难道刚才都是装的?
但宁相宜没管他,他爱坐哪里就坐哪里。
口袋里安静许久手机的突然震动,是宋言之打来的。
她手指朝向往绿色的接听键一滑,接听。
“没在家?”
宁相宜扒拉了下额前的碎发,沾了点汗,说话有气无力的,“没,在山上呢。”
“你去我家了?”她很快想到他为什么会这么问。
“嗯,来给你送早餐。”
宋言之接到书岚的嘱托,说她一个人在家三餐就不按时吃,便打包了一些吃的过来,结果按了半天门铃没人应。
宁相宜低头在看腕表上的时间:“哪有人快十点了才来送早餐的啊。”
宋言之笑了笑:“这不是你的起床时间吗。”
宁相宜:“……”
她也不是天天睡懒觉的好吗。
宋言之大概猜到宁相宜一大早去山上所为何事。
深城就一座山,刚好有座寺庙,不少人去那里求姻缘求平安的。
依她的性子不是个爱爬山的人,估计是去寺庙祈福。
“一个人去的?”他问。
宁相宜看了眼旁边的徐渐白,他在仰头喝水,眉眼漆黑,干净利落的下颌线,喉结在滚动。
她别过脸,心想他又不是跟自己一起来的,只是路上刚好碰到而已。
于是她回:“对啊,一个人。”
徐渐白冷笑一声。
手里的矿泉水瓶不自觉捏紧,瓶身受到挤压瞬间变扁。
他离得近,刚才余光瞄到她的来电显示,知道现在在跟她通话的人是谁。
那个叫宋言之的男人。
他无意探听两人之间的对话内容,起身离开。
刚走没多久,有对情侣刚爬上山,也坐下来休息,女生喝着男生递过来的水,“亲爱的,还好你刚才给了我一颗糖,不然我低血糖就犯了。
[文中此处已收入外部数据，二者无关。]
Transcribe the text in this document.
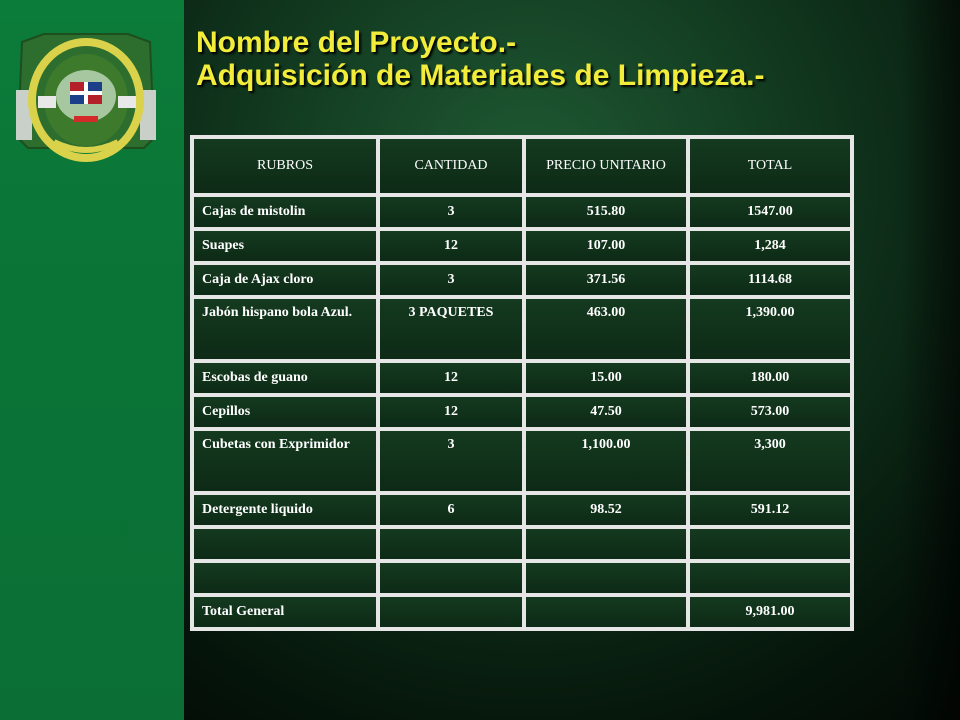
Nombre del Proyecto.-
Adquisición de Materiales de Limpieza.-
RUBROS	CANTIDAD	PRECIO UNITARIO	TOTAL
Cajas de mistolin	3	515.80	1547.00
Suapes	12	107.00	1,284
Caja de Ajax cloro	3	371.56	1114.68
Jabón hispano bola Azul.	3 PAQUETES	463.00	1,390.00
Escobas de guano	12	15.00	180.00
Cepillos	12	47.50	573.00
Cubetas con Exprimidor	3	1,100.00	3,300
Detergente liquido	6	98.52	591.12

Total General			9,981.00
”
宁相宜闻言一顿。
电话里宋言之说的话也没听清。
想起刚才徐渐白给她的那颗糖。
她欲开口问些什么,却发现旁边早已没了男人的身影。
—
宁相宜求了个平安符,希望她妈妈明天手术一切顺利。
她回头看了眼身后,庄严肃穆的佛殿内,午后阳光透过雕花窗棂落下,光影浮动。
人群熙攘,没再看到徐渐白的身影,也不知道他去哪里了。
寺庙里有斋饭斋面供应,宁相宜填饱肚子后下山。
她不知道,身后有个人一直在跟着她。
宁相宜本来想回家,转念一想,还是去了医院。
书岚早上做了术前检查,结果要下午才出来,她的身体符合做手术的指标,接下来就是准备明天手术的事情。
第二天醒来,书岚还在睡觉,宁相宜吃完早餐后去了趟心外科的楼层,手上提着个帆布袋。
电梯停下,她找到护士站的位置,刚走近,听到一阵动静。
“那间病房太多人了,给我孙子换一间单间。”
“抱歉,现在病房已经满了。”
老太太说什么也要换病房,不然就赖在这里不走。
护士一脸难为情,不知道该如何是好,好在老太太的儿子来了。
“宁先生。”
宁相宜听到这句称呼,似有预感,目光一转。
宁老太太先看到她,觉得哪里熟悉又说不上来,是宁文海在旁边提醒着:“是宁宁。”
宁相宜没上前去打招呼,看向他们的眼神陌生又冷淡。